Film not preserved properly can be lost forever. The preservation list has grown to 300 in the past 12 years.

The librarian of Congress named 25 classic films for preservation in the National Film Registry, from Bela Lugosi's Dracula, a grandparent of today's horror movie, to the cinematic record of President William McKinley's inauguration in 1901.

"Fifty percent of the films produced before 1950 and at least 90 percent made before 1920 have disappeared forever," librarian James Billington said in announcing the list this week. "And, ominously, more films are lost each year."

The additions bring to 300 the number of films selected for the preservation registry in the past 12 years, chosen for both their historical and entertainment values.

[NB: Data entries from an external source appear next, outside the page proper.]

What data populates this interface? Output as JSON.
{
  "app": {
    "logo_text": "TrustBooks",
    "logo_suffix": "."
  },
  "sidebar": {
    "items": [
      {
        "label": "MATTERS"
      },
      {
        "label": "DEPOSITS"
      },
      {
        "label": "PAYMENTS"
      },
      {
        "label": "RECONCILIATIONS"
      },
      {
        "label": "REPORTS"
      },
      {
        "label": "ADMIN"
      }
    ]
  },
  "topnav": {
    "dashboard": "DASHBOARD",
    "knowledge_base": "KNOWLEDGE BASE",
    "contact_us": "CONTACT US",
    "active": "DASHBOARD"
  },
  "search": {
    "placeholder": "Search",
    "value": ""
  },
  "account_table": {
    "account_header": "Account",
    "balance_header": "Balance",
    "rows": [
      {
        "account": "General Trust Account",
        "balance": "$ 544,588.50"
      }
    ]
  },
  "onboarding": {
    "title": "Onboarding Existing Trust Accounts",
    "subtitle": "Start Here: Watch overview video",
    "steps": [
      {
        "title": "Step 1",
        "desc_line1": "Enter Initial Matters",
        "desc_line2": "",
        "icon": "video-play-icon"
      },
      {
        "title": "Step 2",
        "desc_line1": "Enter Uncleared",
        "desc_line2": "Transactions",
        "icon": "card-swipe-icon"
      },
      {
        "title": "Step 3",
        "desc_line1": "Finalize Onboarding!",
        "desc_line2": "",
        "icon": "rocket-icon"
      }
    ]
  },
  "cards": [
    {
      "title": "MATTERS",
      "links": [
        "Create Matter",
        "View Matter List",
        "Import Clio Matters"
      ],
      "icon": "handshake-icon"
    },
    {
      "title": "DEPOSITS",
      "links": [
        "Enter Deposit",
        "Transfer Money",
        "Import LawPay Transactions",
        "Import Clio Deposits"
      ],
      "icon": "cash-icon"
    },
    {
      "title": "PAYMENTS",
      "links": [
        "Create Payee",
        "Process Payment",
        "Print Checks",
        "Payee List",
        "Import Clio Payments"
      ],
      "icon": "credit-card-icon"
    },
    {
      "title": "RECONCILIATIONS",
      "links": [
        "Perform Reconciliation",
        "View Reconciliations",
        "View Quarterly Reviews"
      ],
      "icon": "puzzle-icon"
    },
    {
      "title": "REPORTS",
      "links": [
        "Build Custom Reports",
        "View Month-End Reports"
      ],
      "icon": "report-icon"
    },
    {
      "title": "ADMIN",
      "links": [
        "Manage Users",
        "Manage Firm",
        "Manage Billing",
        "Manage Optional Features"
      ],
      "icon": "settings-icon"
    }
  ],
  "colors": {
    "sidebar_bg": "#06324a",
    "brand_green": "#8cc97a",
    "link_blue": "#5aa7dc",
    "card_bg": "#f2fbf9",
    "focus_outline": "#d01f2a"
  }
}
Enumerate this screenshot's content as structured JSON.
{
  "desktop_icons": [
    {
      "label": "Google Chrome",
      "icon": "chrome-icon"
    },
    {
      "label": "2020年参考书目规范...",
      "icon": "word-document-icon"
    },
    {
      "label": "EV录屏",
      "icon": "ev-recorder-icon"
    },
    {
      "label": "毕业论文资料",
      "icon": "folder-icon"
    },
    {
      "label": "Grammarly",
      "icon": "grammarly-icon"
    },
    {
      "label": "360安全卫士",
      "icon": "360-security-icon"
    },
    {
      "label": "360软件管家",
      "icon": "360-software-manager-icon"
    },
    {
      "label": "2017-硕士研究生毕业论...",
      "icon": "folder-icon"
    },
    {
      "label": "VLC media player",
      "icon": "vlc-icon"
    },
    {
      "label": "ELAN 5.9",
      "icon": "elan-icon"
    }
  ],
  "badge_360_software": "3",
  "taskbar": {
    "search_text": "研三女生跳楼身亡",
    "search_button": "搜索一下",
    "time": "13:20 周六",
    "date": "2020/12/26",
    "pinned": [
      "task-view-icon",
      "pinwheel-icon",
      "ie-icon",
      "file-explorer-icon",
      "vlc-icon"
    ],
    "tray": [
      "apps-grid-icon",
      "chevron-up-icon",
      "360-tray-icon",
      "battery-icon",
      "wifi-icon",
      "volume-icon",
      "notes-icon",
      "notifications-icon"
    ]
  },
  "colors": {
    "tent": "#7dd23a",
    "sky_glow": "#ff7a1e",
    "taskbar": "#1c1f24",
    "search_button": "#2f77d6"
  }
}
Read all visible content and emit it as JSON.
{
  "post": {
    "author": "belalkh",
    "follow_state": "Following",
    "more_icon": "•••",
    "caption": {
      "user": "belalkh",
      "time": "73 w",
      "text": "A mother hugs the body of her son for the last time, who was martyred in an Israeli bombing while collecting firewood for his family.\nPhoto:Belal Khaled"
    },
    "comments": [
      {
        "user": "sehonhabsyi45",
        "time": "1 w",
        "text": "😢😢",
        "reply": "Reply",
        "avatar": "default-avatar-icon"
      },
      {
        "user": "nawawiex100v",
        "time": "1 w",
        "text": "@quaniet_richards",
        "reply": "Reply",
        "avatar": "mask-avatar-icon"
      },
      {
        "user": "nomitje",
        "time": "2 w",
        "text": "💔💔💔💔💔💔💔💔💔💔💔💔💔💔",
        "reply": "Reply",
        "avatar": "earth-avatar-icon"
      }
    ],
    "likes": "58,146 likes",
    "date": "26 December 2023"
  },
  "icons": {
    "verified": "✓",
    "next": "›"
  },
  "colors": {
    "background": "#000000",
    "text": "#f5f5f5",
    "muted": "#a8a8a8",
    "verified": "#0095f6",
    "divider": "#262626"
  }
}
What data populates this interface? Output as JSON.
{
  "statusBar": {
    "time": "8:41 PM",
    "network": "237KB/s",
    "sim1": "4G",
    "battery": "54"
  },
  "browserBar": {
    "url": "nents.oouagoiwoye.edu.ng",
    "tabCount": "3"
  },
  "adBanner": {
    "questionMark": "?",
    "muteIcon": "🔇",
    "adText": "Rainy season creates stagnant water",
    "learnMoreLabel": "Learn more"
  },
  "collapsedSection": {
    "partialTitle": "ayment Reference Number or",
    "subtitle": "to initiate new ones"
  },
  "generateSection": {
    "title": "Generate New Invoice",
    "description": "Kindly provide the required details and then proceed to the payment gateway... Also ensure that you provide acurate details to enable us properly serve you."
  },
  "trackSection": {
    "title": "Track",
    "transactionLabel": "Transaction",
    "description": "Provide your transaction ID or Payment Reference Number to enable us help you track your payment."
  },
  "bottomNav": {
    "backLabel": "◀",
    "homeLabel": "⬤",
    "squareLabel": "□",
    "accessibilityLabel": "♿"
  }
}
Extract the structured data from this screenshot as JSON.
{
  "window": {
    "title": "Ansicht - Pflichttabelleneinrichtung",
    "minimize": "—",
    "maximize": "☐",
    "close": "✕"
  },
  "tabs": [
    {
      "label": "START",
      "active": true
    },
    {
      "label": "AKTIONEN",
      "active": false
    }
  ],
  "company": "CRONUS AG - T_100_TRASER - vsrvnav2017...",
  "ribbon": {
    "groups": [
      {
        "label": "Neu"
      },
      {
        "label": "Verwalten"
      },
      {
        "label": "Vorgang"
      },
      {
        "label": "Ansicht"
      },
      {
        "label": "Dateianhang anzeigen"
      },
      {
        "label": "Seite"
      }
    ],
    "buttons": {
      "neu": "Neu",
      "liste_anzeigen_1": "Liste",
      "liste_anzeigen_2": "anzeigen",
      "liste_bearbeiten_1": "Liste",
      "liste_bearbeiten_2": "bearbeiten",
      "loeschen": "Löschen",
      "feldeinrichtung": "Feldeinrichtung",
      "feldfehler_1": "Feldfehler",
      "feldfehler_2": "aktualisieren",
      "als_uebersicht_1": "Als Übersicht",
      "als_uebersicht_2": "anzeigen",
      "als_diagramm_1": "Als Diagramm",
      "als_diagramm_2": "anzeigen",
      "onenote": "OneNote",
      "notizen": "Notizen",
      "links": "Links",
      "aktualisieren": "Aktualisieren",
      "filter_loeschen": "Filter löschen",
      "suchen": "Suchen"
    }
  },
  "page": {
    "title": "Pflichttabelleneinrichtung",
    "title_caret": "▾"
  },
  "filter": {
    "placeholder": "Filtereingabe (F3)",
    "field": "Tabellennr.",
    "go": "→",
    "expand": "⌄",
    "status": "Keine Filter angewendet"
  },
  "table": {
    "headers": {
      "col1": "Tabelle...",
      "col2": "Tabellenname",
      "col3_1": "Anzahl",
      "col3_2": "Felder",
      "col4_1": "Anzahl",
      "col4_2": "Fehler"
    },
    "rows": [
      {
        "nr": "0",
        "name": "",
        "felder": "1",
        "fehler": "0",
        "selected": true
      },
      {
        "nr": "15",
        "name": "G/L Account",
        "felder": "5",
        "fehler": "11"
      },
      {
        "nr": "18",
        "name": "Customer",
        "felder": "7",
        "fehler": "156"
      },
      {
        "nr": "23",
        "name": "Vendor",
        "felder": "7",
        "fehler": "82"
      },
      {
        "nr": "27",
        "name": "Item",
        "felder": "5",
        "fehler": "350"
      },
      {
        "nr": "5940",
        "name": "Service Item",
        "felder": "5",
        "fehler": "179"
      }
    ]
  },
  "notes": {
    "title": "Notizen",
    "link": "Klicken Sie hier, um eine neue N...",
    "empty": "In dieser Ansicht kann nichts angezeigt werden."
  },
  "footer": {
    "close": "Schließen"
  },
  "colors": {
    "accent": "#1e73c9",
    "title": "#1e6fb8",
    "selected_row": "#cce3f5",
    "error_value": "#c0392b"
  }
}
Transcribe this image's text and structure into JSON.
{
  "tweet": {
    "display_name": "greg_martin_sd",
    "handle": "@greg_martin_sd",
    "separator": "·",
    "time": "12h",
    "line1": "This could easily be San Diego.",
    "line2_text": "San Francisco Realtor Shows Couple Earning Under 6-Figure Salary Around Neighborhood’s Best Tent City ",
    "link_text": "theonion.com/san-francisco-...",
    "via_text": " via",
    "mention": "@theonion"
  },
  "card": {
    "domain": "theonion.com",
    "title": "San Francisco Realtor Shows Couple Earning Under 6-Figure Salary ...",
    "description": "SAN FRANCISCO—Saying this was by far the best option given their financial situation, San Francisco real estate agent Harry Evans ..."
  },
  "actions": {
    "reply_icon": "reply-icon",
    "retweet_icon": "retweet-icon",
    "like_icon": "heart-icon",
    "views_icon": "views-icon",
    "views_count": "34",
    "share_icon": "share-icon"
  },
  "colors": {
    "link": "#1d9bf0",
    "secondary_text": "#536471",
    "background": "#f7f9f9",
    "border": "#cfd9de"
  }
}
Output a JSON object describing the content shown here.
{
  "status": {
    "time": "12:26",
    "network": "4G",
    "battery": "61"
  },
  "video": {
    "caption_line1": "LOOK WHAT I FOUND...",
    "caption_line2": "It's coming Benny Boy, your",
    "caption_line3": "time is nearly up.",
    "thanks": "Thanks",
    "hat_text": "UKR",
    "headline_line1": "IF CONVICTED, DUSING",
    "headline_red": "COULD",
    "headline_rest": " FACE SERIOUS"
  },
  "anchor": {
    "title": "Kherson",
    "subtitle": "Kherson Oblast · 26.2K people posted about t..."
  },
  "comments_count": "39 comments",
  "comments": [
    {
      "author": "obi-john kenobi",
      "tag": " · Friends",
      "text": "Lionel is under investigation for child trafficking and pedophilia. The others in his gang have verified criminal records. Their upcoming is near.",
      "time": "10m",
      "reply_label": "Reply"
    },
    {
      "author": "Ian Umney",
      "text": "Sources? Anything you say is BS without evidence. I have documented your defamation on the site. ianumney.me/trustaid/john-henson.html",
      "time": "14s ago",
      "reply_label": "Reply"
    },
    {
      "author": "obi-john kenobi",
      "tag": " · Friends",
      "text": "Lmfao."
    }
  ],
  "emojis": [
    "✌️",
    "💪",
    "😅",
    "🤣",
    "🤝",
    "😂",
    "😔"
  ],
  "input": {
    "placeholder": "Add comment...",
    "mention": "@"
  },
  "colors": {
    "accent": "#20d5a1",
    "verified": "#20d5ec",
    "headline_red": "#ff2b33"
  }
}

The library contains the world's largest collection of film _ more than 300,000 film and television titles. It arranges preservation of those in the registry through its own program in Dayton, Ohio, and by collaboration with other institutions.

Nitrates deteriorate in older film, and colors fade. In the late 1980s, it was found that even acetate-based "safety film" is subject to what technicians call the "vinegar syndrome."

Steve Leggett, staff coordinator of the National Film Preservation Board, said film has to be kept at temperatures near freezing and as dry as possible to prevent the acetate base from dissolving into acetic acid, the main acid of vinegar. Film not preserved under the best conditions becomes impossible to run through projectors, Leggett said.

This year's registry list begins with Francis Ford Coppola's Apocalypse Now, starring Marlon Brando _ a 1979 updating of Joseph Conrad's classic novel Heart of Darkness, with the story set in Vietnam instead of Africa. It ends with Will Success Spoil Rock Hunter? starring Tony Randall, Jayne Mansfield and Groucho Marx, a spoof of the advertising industry from 1957.

In between come a range of films, from fantasies like the Peter Pan of 1924 to Frank Capra's seven-film World War II series, Why We Fight, produced by the U.S. Army between 1943 and 1945.